Mrs Griffin was shown a painting from the National War Art Collection that features a New Zealand solider from the South African War (1899-1902), who she believes is her father. Pictured above, Mary Griffin views the painting, with preservation technician Shane Jackson looking on.
Mrs Griffin’s father, Thomas Watson Brown was Bugler No. 15 with the First Contingent New Zealand Mounted Rifles. He left with the contingent from Wellington for South Africa on 21 October 1899 where he celebrated his 21st birthday on 25 December 1899. He returned to New Zealand in January 1901 shortly before the painting of a solider in the South African War was completed by J McMaster (a poster painter of Wellington).
“I first saw the painting in April when reading my daily newspaper,” Mrs Griffin said.
“There was a feature commemorating ANZAC Day and this included the painting of a New Zealand solider from the South African War,” she said. “I looked at the soldier’s face and thought ‘that’s my father’.”
Mrs Griffin contacted the newspaper for more information and was referred to Archives New Zealand who had supplied the image.
The painting Soldier in a landscape, 1901 by J McMaster, Archives New Zealand Ref: AAAC 898 NCWA Q389 is one of 1500 artworks in the National Collection of War Art, housed at Archives New Zealand’s Wellington office. It is the only painting in the collection to depict the South African War.
Archives New Zealand invited Mrs Griffin to view the painting when she visited Wellington for a family reunion recently.
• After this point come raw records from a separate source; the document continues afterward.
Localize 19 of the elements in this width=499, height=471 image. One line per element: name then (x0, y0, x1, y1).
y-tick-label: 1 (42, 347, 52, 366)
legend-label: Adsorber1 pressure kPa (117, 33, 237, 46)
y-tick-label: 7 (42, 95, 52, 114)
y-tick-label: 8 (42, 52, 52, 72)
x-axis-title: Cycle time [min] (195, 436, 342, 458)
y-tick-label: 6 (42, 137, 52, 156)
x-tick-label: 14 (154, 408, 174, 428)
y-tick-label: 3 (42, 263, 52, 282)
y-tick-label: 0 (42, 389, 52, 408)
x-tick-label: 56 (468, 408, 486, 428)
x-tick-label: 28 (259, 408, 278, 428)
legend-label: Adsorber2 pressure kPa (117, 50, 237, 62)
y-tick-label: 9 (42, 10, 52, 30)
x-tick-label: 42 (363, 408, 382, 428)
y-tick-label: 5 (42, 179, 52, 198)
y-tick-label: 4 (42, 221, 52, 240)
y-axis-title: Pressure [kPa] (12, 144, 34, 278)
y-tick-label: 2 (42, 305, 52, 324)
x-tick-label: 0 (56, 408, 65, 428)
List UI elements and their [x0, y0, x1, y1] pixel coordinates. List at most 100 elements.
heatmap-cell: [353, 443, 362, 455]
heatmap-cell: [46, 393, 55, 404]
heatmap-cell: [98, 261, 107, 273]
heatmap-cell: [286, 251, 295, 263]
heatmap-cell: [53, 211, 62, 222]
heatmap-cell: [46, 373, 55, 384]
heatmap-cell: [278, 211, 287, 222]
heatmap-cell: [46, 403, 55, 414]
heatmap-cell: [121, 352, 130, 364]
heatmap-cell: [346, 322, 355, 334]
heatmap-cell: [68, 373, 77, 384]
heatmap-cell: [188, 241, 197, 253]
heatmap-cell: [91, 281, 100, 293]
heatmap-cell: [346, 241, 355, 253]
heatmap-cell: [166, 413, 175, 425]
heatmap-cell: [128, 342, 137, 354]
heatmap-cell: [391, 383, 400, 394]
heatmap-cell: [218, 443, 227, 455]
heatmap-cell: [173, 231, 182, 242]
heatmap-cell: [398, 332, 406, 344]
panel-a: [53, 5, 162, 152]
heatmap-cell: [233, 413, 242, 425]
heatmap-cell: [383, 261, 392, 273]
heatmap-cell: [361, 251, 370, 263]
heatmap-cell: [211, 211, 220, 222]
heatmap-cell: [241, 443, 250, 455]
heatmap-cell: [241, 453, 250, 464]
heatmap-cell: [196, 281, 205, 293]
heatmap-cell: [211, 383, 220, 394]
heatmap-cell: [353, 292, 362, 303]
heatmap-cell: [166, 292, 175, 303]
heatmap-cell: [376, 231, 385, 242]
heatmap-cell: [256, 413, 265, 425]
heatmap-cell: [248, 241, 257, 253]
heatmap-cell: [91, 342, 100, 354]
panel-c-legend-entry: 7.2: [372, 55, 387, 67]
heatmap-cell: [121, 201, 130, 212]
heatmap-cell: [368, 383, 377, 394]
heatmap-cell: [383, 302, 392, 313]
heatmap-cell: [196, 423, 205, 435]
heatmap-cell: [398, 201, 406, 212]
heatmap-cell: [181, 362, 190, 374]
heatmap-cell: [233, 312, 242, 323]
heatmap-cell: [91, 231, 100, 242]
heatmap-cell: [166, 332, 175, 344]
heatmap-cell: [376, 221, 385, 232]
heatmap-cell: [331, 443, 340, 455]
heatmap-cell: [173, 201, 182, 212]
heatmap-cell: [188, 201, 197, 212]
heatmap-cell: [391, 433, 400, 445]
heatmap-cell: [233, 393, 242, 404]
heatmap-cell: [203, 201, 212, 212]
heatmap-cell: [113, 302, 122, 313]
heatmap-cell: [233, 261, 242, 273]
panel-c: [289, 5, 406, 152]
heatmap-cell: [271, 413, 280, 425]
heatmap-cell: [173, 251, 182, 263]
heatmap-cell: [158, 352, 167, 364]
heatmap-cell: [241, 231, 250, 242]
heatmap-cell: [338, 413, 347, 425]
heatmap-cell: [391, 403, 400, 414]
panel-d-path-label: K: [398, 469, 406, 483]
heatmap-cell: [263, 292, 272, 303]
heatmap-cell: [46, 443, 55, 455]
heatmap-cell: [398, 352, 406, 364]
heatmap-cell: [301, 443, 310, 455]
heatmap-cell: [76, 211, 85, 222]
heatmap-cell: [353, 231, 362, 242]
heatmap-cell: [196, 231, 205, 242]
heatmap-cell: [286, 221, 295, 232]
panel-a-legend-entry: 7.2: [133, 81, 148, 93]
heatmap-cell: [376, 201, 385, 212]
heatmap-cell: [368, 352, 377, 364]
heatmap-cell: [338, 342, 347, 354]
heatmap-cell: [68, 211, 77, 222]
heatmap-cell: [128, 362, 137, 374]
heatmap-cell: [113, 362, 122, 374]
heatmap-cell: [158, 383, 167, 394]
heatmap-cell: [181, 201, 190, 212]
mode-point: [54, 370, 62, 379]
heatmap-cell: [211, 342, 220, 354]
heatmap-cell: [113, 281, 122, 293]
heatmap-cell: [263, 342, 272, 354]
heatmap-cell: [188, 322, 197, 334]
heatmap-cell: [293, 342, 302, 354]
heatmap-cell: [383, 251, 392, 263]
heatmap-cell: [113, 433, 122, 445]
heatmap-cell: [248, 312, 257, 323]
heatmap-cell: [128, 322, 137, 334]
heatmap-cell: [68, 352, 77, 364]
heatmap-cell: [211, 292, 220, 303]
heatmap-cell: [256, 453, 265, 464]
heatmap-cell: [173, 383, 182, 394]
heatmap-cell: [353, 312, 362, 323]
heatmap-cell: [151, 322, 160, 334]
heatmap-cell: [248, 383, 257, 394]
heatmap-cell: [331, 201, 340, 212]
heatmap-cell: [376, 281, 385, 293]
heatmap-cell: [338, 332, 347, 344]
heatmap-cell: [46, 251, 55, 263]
“It was wonderful to see the painting and compare the facial features of the solider with photographs of my father – there was definitely a strong resemblance,” she said.
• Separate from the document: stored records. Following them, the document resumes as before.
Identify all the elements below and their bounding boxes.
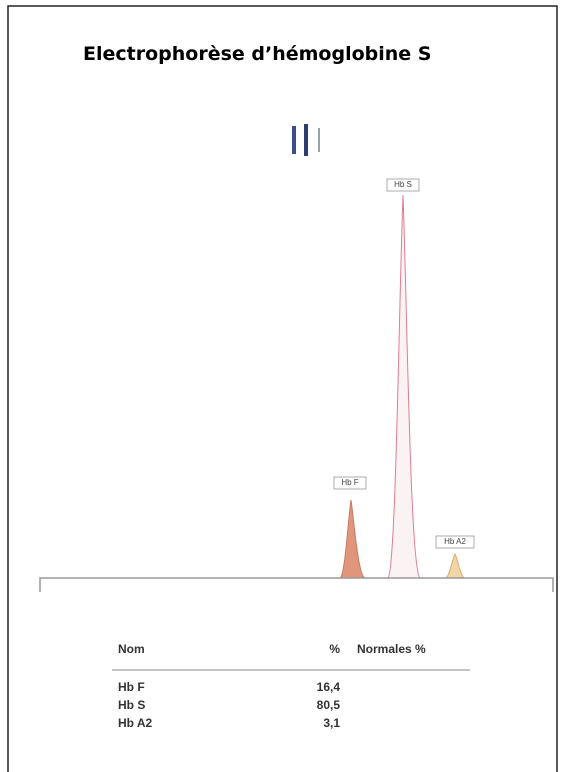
table-cell: 3,1 bbox=[323, 716, 340, 730]
table-cell: Hb S bbox=[118, 698, 145, 712]
band bbox=[292, 126, 296, 154]
page: Electrophorèse d’hémoglobine S Hb F Hb S… bbox=[0, 0, 569, 772]
table-cell: Hb F bbox=[118, 680, 145, 694]
band bbox=[304, 124, 308, 156]
peak-label: Hb F bbox=[341, 478, 358, 487]
band bbox=[318, 128, 320, 152]
background bbox=[0, 0, 569, 772]
title: Electrophorèse d’hémoglobine S bbox=[83, 43, 431, 65]
table-cell: 16,4 bbox=[317, 680, 341, 694]
peak-label: Hb A2 bbox=[444, 537, 466, 546]
table-header: Nom bbox=[118, 642, 145, 656]
table-cell: 80,5 bbox=[317, 698, 341, 712]
table-header: % bbox=[329, 642, 340, 656]
table-header: Normales % bbox=[357, 642, 426, 656]
peak-label: Hb S bbox=[394, 180, 412, 189]
table-cell: Hb A2 bbox=[118, 716, 153, 730]
figure: Electrophorèse d’hémoglobine S Hb F Hb S… bbox=[0, 0, 569, 772]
Thomas Brown was born in Masterton in 1878. He was generally known as “Wattie”. He served in both the South African War and World War One.
Following World War One he married and settled in Karori, Wellington. He worked for the public service and died in 1947. Mary was his only child and lived in Karori for 68 years before moving to Taupo 16 years ago.
The National Collection of War Art can be viewed on Archives New Zealand’s website: www.archives.govt.nz.
The military personnel records of New Zealanders who served in the first and second contingents of the NZMR have been digitised and are available through Archway, Archives New Zealand’s online search engine: www.archway.archives.govt.nz.